Chief Irvin Sinclair of the Bunibonibee Cree Nation in Oxford House, Manitoba said he also hoped Tuesday’s meeting would be the first of many with the prime minister and other provincial and territorial premiers.

“I hope that they will modernize our partnership, because we have First Nations in Manitoba especially that have come a long way and we are ready and willing to run our own governments and they should be able to understand that now,” he said.

He hopes communities can be given more control over natural resources and revenue sharing. “It boggles the mind when you are surrounded by wealth and you are not allowed to share any of it,” he told HuffPost.

But the first step toward fixing the “outdated and disconnected” relationship is listening, Sinclair said.

“They need to listen to us, is the bottom line.”

Grand Chief David Harper of the Manitoba Keewatinow Okimakanak said listening would come with the overhaul of the electoral process.

Some Manitoba chiefs are suggesting the federal government set aside seats in the House of Commons and the Senate for First Nations representatives.

“We would elect our First Nations people in the House of Commons for people to speak on our behalf because a lack of representation and a lack of leadership that is happening in the House is what is causing all these crises in our communities. The lack of running water, absolutely no running water in my First Nations, there are 1,000 homes that absolutely doesn’t have no running water, this is what is needed here today,” Harper said.

“The Attawapiskats, they had a lake with no clean running water, well we have to speak. Those words have to be spoken in the House, who is speaking on our behalf? Nobody. That is why we are still in this state today," he added.

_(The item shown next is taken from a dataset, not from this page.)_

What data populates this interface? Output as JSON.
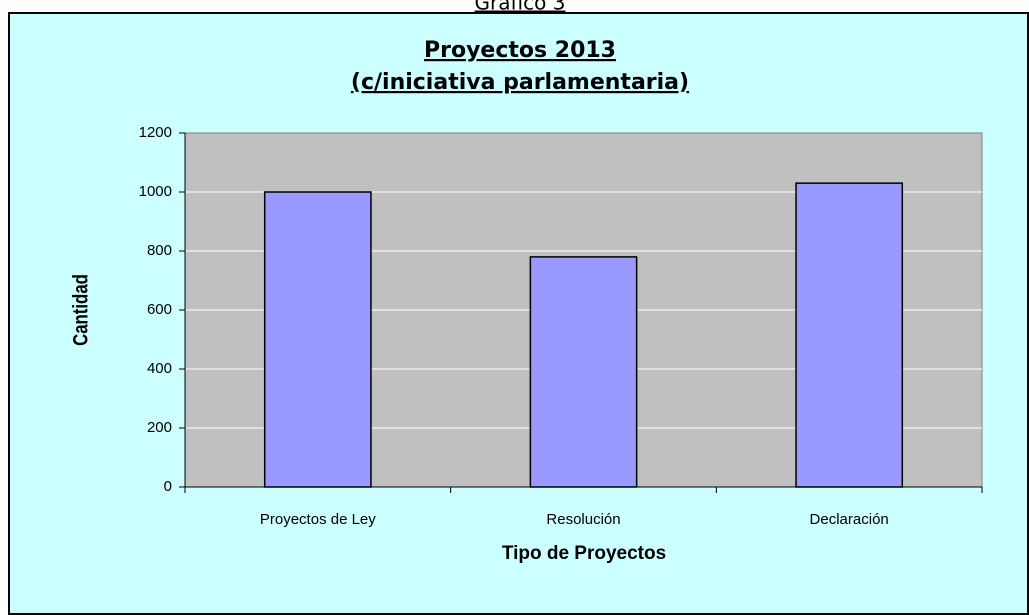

Selected seats for First Nations voters is not a radical new idea. The failed Charlottetown Accord proposed dedicated Senate seats for aboriginal peoples.

Many chiefs HuffPost spoke with said they were supportive of the idea, which might be easily accommodated now that the Conservative government has added 30 new seats to the Commons and boundary commissions are preparing to redraw riding borders.

But Stonefish said she she wasn’t sure representation would turn into action.

“We’d have a voice, but I don’t know if it would help in swaying any of the decisions,” she said.